Can the light that plants need pass through glass? I want to use the clearleal lid with a light box on top of the glass area. Just wondering?


----------



## Marinam2 (Sep 4, 2007)

Apparently not!

Marina


----------



## jennlovesfrogs (Jan 22, 2009)

most types of glass block uv rays


----------



## arthur cooke (Jan 22, 2008)

Any light will help a plant to grow, so yes, for some plants, the more light the better. Hence why there are green houses, which are sometimes made of glass.
Green glass, look at it on the edges doesn't let UV through but white glass does, white glass is more expensive but does allow some UV through.
I can't remember where, but I did read some where that it was used in cars.
I phoned pilkingtons for advice some years ago when I wanted a viv to have natural daylight.
cheers arthur


----------



## ilovetoads2 (Oct 31, 2008)

Okay...I found out that for basic window glass, it will only block an amount of the UV rays...so, some will get through.

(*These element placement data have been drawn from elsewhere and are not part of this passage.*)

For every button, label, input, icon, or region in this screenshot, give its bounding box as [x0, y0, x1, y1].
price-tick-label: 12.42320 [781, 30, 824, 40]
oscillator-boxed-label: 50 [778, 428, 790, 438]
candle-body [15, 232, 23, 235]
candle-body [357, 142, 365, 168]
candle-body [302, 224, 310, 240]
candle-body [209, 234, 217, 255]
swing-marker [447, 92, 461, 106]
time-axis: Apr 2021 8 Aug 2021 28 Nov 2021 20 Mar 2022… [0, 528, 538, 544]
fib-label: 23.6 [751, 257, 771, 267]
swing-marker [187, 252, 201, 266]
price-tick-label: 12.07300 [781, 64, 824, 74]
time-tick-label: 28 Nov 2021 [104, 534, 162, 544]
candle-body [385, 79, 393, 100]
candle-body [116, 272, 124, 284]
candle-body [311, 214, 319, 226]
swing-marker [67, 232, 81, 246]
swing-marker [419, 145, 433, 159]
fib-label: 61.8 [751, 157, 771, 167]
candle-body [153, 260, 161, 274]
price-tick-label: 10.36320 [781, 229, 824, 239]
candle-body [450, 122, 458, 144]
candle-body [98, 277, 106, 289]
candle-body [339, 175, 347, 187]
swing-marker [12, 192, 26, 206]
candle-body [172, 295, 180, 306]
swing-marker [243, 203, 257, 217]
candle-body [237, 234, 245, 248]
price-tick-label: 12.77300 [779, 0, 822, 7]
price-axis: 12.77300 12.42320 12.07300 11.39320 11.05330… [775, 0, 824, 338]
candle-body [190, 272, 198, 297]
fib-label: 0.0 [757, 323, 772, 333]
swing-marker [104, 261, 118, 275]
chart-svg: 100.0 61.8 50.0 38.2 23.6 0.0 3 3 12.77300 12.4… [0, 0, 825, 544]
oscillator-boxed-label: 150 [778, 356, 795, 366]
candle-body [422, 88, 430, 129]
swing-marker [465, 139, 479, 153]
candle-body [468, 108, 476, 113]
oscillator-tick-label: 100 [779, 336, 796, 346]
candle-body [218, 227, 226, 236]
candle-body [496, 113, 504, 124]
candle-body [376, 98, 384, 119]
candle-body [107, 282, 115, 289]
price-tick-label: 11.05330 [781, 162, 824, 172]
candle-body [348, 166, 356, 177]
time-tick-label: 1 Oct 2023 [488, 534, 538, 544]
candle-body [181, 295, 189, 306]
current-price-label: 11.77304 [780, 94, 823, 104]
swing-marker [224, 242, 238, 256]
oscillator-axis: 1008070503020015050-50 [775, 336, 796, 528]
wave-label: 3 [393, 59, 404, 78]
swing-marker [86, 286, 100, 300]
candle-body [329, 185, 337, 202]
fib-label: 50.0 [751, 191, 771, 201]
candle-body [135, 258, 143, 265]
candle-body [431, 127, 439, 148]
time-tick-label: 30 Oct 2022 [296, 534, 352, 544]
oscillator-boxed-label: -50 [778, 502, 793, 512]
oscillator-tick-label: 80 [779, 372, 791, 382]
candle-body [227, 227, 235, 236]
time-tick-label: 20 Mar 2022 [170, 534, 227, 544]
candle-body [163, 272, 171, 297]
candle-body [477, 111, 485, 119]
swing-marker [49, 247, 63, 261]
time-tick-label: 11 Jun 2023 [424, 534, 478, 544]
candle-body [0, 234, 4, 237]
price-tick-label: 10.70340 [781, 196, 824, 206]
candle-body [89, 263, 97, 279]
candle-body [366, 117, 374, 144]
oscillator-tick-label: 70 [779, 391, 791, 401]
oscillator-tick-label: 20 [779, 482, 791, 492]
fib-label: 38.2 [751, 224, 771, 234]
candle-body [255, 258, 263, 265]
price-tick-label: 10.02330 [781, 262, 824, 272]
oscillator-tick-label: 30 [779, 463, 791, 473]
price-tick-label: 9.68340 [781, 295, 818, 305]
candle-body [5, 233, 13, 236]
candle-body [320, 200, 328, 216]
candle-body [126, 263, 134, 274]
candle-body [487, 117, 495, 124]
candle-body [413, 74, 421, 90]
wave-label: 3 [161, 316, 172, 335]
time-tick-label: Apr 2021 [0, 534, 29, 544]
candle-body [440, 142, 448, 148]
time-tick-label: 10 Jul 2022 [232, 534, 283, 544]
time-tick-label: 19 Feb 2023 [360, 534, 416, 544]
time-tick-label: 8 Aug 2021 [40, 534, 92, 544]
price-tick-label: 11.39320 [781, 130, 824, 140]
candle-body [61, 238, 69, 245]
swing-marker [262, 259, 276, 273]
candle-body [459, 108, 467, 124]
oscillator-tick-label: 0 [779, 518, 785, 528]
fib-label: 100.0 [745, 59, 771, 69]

UVA and UVB rays pass through in different amounts...plants should be okay with the light coming through the glass as they require the same as the UV rays that pass though and fade materials, such as curtains, and couches and this is why we put plants that need light inside on the window sill...so in other words, so long as I dont let the frogs hang curtains, everything should be alright!


----------